基于余弦Softmax损失的说话人验证研究 Speaker Verification Analysis Based on Cosine Softmax Loss

doi:10.12677/AAM.2021.1011412

Advances in Applied Mathematics
Vol. 10 No. 11 ( 2021 ), Article ID: 46621 , 7 pages
10.12677/AAM.2021.1011412

基于余弦Softmax损失的说话人验证研究

谢旗旺，周林华^*

●How to Cite this Article

长春理工大学，数学与统计学院，吉林长春

收稿日期：2021年10月17日；录用日期：2021年11月7日；发布日期：2021年11月22日

摘要

基于神经网络提取说话人嵌入在说话人验证任务上显示出了良好的性能，然而传统的说话人嵌入网络通常采用Softmax损失作为训练标准，其说话人特征类间区分不明显。因此本文通过引入负样本对(来自不同类别的两个样本)学习改进Softmax损失，在余弦角度空间中学习不同说话人特征存在明显角度间距且同一说话人特征聚集紧密的嵌入特征。在公开数据集AISHELL数据集上进行的说话人验证实验表明，与A-softmax相比，该损失函数的等误差率更低且ROC曲线下面积更大。

关键词

Softmax损失，说话人嵌入，说话人验证，角间距

Speaker Verification Analysis Based on Cosine Softmax Loss

Qiwang Xie, Linhua Zhou^*

School of Mathematics and Statistics, Changchun University of Science and Technology, Changchun Jilin

Received: Oct. 17^th, 2021; accepted: Nov. 7^th, 2021; published: Nov. 22^nd, 2021

ABSTRACT

Neural network-based extraction of the speaker embedding in the speaker verification task shows good performance, however, the traditional speaker embedding network usually uses Softmax loss as the loss function, and the distinction between the speaker characteristics class is not obvious. Therefore, this paper improves Softmax loss by introducing negative sample pairs (two samples from different categories) to learn speaker embedding in cosine angle space that there is a clear angle distance between different speakers and that the same speaker features are compact. The speaker verification experiment on the public data set AISHELL dataset showed that the loss function had a lower EER and a larger area under the ROC curve than A-softmax.

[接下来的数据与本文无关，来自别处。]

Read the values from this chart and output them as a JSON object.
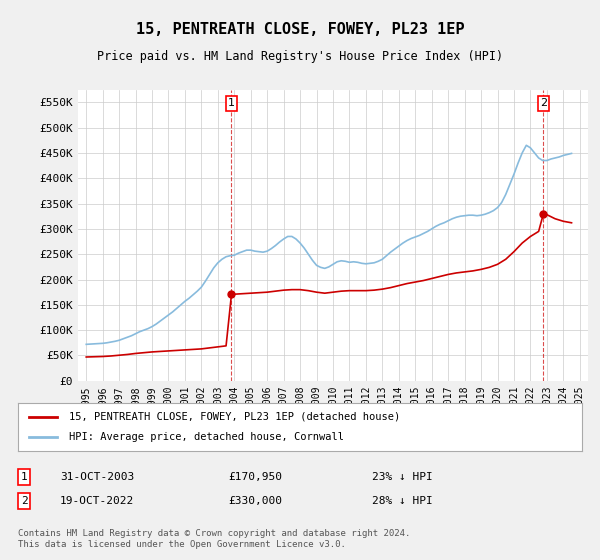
{
  "title": "15, PENTREATH CLOSE, FOWEY, PL23 1EP",
  "subtitle": "Price paid vs. HM Land Registry's House Price Index (HPI)",
  "ylabel": "",
  "xlabel": "",
  "ylim": [
    0,
    575000
  ],
  "yticks": [
    0,
    50000,
    100000,
    150000,
    200000,
    250000,
    300000,
    350000,
    400000,
    450000,
    500000,
    550000
  ],
  "ytick_labels": [
    "£0",
    "£50K",
    "£100K",
    "£150K",
    "£200K",
    "£250K",
    "£300K",
    "£350K",
    "£400K",
    "£450K",
    "£500K",
    "£550K"
  ],
  "xtick_years": [
    1995,
    1996,
    1997,
    1998,
    1999,
    2000,
    2001,
    2002,
    2003,
    2004,
    2005,
    2006,
    2007,
    2008,
    2009,
    2010,
    2011,
    2012,
    2013,
    2014,
    2015,
    2016,
    2017,
    2018,
    2019,
    2020,
    2021,
    2022,
    2023,
    2024,
    2025
  ],
  "background_color": "#f0f0f0",
  "plot_bg_color": "#ffffff",
  "grid_color": "#cccccc",
  "red_color": "#cc0000",
  "blue_color": "#88bbdd",
  "sale1_year": 2003.83,
  "sale1_price": 170950,
  "sale2_year": 2022.79,
  "sale2_price": 330000,
  "legend_label_red": "15, PENTREATH CLOSE, FOWEY, PL23 1EP (detached house)",
  "legend_label_blue": "HPI: Average price, detached house, Cornwall",
  "annotation1_label": "1",
  "annotation1_date": "31-OCT-2003",
  "annotation1_price": "£170,950",
  "annotation1_pct": "23% ↓ HPI",
  "annotation2_label": "2",
  "annotation2_date": "19-OCT-2022",
  "annotation2_price": "£330,000",
  "annotation2_pct": "28% ↓ HPI",
  "footer": "Contains HM Land Registry data © Crown copyright and database right 2024.\nThis data is licensed under the Open Government Licence v3.0.",
  "hpi_years": [
    1995.0,
    1995.25,
    1995.5,
    1995.75,
    1996.0,
    1996.25,
    1996.5,
    1996.75,
    1997.0,
    1997.25,
    1997.5,
    1997.75,
    1998.0,
    1998.25,
    1998.5,
    1998.75,
    1999.0,
    1999.25,
    1999.5,
    1999.75,
    2000.0,
    2000.25,
    2000.5,
    2000.75,
    2001.0,
    2001.25,
    2001.5,
    2001.75,
    2002.0,
    2002.25,
    2002.5,
    2002.75,
    2003.0,
    2003.25,
    2003.5,
    2003.75,
    2004.0,
    2004.25,
    2004.5,
    2004.75,
    2005.0,
    2005.25,
    2005.5,
    2005.75,
    2006.0,
    2006.25,
    2006.5,
    2006.75,
    2007.0,
    2007.25,
    2007.5,
    2007.75,
    2008.0,
    2008.25,
    2008.5,
    2008.75,
    2009.0,
    2009.25,
    2009.5,
    2009.75,
    2010.0,
    2010.25,
    2010.5,
    2010.75,
    2011.0,
    2011.25,
    2011.5,
    2011.75,
    2012.0,
    2012.25,
    2012.5,
    2012.75,
    2013.0,
    2013.25,
    2013.5,
    2013.75,
    2014.0,
    2014.25,
    2014.5,
    2014.75,
    2015.0,
    2015.25,
    2015.5,
    2015.75,
    2016.0,
    2016.25,
    2016.5,
    2016.75,
    2017.0,
    2017.25,
    2017.5,
    2017.75,
    2018.0,
    2018.25,
    2018.5,
    2018.75,
    2019.0,
    2019.25,
    2019.5,
    2019.75,
    2020.0,
    2020.25,
    2020.5,
    2020.75,
    2021.0,
    2021.25,
    2021.5,
    2021.75,
    2022.0,
    2022.25,
    2022.5,
    2022.75,
    2023.0,
    2023.25,
    2023.5,
    2023.75,
    2024.0,
    2024.25,
    2024.5
  ],
  "hpi_values": [
    72000,
    72500,
    73000,
    73500,
    74000,
    75000,
    76500,
    78000,
    80000,
    83000,
    86000,
    89000,
    93000,
    97000,
    100000,
    103000,
    107000,
    112000,
    118000,
    124000,
    130000,
    136000,
    143000,
    150000,
    157000,
    163000,
    170000,
    177000,
    185000,
    197000,
    210000,
    223000,
    233000,
    240000,
    245000,
    247000,
    248000,
    252000,
    255000,
    258000,
    258000,
    256000,
    255000,
    254000,
    256000,
    261000,
    267000,
    274000,
    280000,
    285000,
    285000,
    280000,
    272000,
    262000,
    250000,
    238000,
    228000,
    224000,
    222000,
    225000,
    230000,
    235000,
    237000,
    236000,
    234000,
    235000,
    234000,
    232000,
    231000,
    232000,
    233000,
    236000,
    240000,
    247000,
    254000,
    260000,
    266000,
    272000,
    277000,
    281000,
    284000,
    287000,
    291000,
    295000,
    300000,
    305000,
    309000,
    312000,
    316000,
    320000,
    323000,
    325000,
    326000,
    327000,
    327000,
    326000,
    327000,
    329000,
    332000,
    336000,
    342000,
    352000,
    368000,
    388000,
    408000,
    430000,
    450000,
    465000,
    460000,
    450000,
    440000,
    435000,
    435000,
    438000,
    440000,
    442000,
    445000,
    447000,
    449000
  ],
  "red_years": [
    1995.0,
    1995.5,
    1996.0,
    1996.5,
    1997.0,
    1997.5,
    1998.0,
    1998.5,
    1999.0,
    1999.5,
    2000.0,
    2000.5,
    2001.0,
    2001.5,
    2002.0,
    2002.5,
    2003.0,
    2003.5,
    2003.83,
    2004.0,
    2004.5,
    2005.0,
    2005.5,
    2006.0,
    2006.5,
    2007.0,
    2007.5,
    2008.0,
    2008.5,
    2009.0,
    2009.5,
    2010.0,
    2010.5,
    2011.0,
    2011.5,
    2012.0,
    2012.5,
    2013.0,
    2013.5,
    2014.0,
    2014.5,
    2015.0,
    2015.5,
    2016.0,
    2016.5,
    2017.0,
    2017.5,
    2018.0,
    2018.5,
    2019.0,
    2019.5,
    2020.0,
    2020.5,
    2021.0,
    2021.5,
    2022.0,
    2022.5,
    2022.79,
    2023.0,
    2023.5,
    2024.0,
    2024.5
  ],
  "red_values": [
    47000,
    47500,
    48000,
    49000,
    50500,
    52000,
    54000,
    55500,
    57000,
    58000,
    59000,
    60000,
    61000,
    62000,
    63000,
    65000,
    67000,
    69000,
    170950,
    171000,
    172000,
    173000,
    174000,
    175000,
    177000,
    179000,
    180000,
    180000,
    178000,
    175000,
    173000,
    175000,
    177000,
    178000,
    178000,
    178000,
    179000,
    181000,
    184000,
    188000,
    192000,
    195000,
    198000,
    202000,
    206000,
    210000,
    213000,
    215000,
    217000,
    220000,
    224000,
    230000,
    240000,
    255000,
    272000,
    285000,
    295000,
    330000,
    328000,
    320000,
    315000,
    312000
  ]
}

Keywords:Softmax Loss, Speaker Embedding, Speaker Verification, Angle Distance

This work is licensed under the Creative Commons Attribution International License (CC BY 4.0).

http://creativecommons.org/licenses/by/4.0/

1. 引言

说话人验证是从语音中提取出说话人特征信息，以确定两个语音段是否来自同一说话人。深度学习的兴起之前，提取说话人信息特征的方法主要是高斯混合模型(GMM)、i-vector等算法 [1] [2] [3] [4]。随着深度学习的兴起，由于其具有强大的自主学习能力以及充分挖掘特征潜在信息的能力，在说话人识别领域取得了优异的性能表现，并成为了主流的声纹特征提取方法 [5] [6] [7] [8]。深度神经网络在用于声纹特征提取时，损失函数作为待优化的目标函数，极大影响了所学声纹特征的判别性，因此，许多学者在损失函数的设计上展开了深入研究。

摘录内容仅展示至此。